We installed a new Kenmore fridge (freezer on top) at our cabin a little over a year ago.  We leave the ice maker arm in the 'up' position unless we're in residence, which is 8 - 10 weekends annually.  We also turn off the water supply to the cabin.  On the last visit, we discovered that the ice maker was not producing.  The only things I thought to do was 1) ensure that the copper tubing between the wall and appliance wasn't crimped, and 2) to check for ice that may have clogged the mechanism thereby halting the entire process.  There's no evidence of water pooled in bottm of the fridge, and none on the floor.  It would irk me no end to give up a day fishing in order to hang around waiting for a repair person, so . . . . Does anyone have troubleshooting recommendations?  Thanks!


----------



## jeff1 (Jun 15, 2006)

Hi,

Kenmore is made by several different companies....

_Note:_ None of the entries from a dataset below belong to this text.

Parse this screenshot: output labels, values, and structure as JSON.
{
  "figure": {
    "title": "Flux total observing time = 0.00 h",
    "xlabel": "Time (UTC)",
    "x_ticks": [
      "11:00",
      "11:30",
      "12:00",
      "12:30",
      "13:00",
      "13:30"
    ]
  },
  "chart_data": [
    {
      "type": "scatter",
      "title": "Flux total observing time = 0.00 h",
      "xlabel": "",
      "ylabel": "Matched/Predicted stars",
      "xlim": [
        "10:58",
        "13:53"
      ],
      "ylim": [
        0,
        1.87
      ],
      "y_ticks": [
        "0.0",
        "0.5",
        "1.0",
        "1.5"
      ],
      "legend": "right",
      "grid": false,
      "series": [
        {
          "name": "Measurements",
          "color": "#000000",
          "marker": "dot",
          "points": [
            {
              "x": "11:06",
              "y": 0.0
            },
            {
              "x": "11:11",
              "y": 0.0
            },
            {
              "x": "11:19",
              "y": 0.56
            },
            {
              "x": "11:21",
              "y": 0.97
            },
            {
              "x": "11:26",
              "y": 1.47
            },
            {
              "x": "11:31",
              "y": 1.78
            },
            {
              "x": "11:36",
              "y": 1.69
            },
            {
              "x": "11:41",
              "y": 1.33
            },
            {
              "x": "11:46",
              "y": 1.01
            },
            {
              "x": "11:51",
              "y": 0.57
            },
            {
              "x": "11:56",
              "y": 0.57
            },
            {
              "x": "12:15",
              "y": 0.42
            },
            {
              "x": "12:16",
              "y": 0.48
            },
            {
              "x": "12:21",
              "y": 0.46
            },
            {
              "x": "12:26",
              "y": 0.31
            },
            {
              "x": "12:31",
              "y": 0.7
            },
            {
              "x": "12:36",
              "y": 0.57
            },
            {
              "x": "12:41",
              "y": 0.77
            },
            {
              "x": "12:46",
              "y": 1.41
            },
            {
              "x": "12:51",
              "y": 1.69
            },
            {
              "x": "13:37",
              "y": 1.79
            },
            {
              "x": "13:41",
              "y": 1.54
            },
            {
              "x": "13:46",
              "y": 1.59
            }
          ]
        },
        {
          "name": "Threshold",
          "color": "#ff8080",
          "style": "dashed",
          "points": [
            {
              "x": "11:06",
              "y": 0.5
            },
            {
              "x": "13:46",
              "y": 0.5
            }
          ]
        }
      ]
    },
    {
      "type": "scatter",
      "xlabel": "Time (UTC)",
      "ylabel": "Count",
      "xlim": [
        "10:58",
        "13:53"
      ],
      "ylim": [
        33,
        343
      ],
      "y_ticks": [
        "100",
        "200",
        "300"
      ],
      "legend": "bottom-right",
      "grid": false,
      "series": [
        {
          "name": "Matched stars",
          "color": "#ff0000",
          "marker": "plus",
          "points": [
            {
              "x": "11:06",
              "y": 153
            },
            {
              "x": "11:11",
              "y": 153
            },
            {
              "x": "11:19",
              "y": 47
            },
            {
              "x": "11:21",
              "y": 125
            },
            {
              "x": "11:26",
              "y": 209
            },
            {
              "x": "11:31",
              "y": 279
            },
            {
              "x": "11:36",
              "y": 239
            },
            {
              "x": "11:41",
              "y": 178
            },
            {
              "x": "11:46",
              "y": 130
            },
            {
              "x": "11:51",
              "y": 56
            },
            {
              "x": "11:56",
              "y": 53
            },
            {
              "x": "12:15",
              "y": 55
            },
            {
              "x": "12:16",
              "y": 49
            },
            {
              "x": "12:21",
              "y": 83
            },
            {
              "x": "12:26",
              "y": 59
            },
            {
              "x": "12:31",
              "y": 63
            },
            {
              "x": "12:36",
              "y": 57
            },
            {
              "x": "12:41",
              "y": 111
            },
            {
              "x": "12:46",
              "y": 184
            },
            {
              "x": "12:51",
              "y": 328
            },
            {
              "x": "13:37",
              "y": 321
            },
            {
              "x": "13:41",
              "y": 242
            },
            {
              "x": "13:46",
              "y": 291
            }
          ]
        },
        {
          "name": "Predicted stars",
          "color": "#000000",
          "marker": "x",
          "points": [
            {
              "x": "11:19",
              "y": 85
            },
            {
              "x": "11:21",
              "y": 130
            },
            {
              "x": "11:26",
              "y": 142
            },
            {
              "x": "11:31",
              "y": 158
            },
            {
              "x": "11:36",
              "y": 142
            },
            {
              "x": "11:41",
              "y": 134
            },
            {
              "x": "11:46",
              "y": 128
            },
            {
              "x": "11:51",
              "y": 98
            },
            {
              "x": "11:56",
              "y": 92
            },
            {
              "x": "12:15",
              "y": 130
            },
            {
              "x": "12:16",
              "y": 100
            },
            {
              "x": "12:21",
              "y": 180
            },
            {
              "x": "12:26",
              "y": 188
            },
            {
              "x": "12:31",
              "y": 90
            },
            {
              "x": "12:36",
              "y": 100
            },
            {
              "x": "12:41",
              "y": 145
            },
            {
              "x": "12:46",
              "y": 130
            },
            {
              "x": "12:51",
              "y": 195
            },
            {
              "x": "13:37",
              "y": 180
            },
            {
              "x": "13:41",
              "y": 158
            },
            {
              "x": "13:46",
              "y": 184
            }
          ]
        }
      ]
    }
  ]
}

http://www.applianceaid.com/model.html
http://www.applianceaid.com/searscodes.html



> On the last visit, we discovered that the ice maker was not producing



Sitting there dead, going through the motions but not filling with water, stuck 1/2 way through a harvest?



> We leave the ice maker arm in the 'up' position unless we're in residence, which is 8 - 10 weekends annually. We also turn off the water supply to the cabin.



Maybe the fill tub is frozen up from sitting?
http://www.applianceaid.com/icemaker.html#water

jeff.


----------



## Square Eye (Jun 15, 2006)

I had an ice maker that stopped producing. I removed it and let it thaw.

Re-installed, it worked for 3 or 4 more months before I had to remove it again and thaw. 

What causes them to freeze like that? The icemaker in my new fridge doesn't ever freeze up.


----------



## inspectorD (Jun 15, 2006)

Sometimes you need to clean and vacumn those suckers.  I have also seen where the fan is spinning but not really doing it's job.

Or Square Eye wants his beer tooooo cold. 
( I know...no such thing)


----------



## jeff1 (Jun 16, 2006)

Square Eye said:
			
		

> I had an ice maker that stopped producing. I removed it and let it thaw.
> 
> Re-installed, it worked for 3 or 4 more months before I had to remove it again and thaw.
> 
> What causes them to freeze like that? The icemaker in my new fridge doesn't ever freeze up.



G'day,

Calcium built up on the icemakers body mold is fairly common for allowing the cubes to get stuck, over filling with water, under filling and a too small cube may fall backwards and get jammed.

If the fill spout intermittantly gets frozen, poor or slow fills can cause that or a fill valve weeping in some water all of the time.

jeff.


----------



## jimrayb (Oct 19, 2008)

My icemaker will not automatically stop making ice now also the ice it produces has a funny smell to it almost like garlic or similar.


----------



## NOVA Pros (Oct 20, 2008)

I have had a similar experience with the ice smelling like garlic or such.  The rest of the freezer smells fine, the ice smells and taste a little odd.

I would be curious to know what that might be caused from.

Any ideas???

Allison


----------



## SublimeMasterJW (Jan 25, 2009)

The easiest way is to just put some water in the ice mold and see if it kicks a batch out. If it does but don't kick anymore out then water valve issues. If it don't then you need to maybe replace the ice mold thermostat which is easy as pie.


----------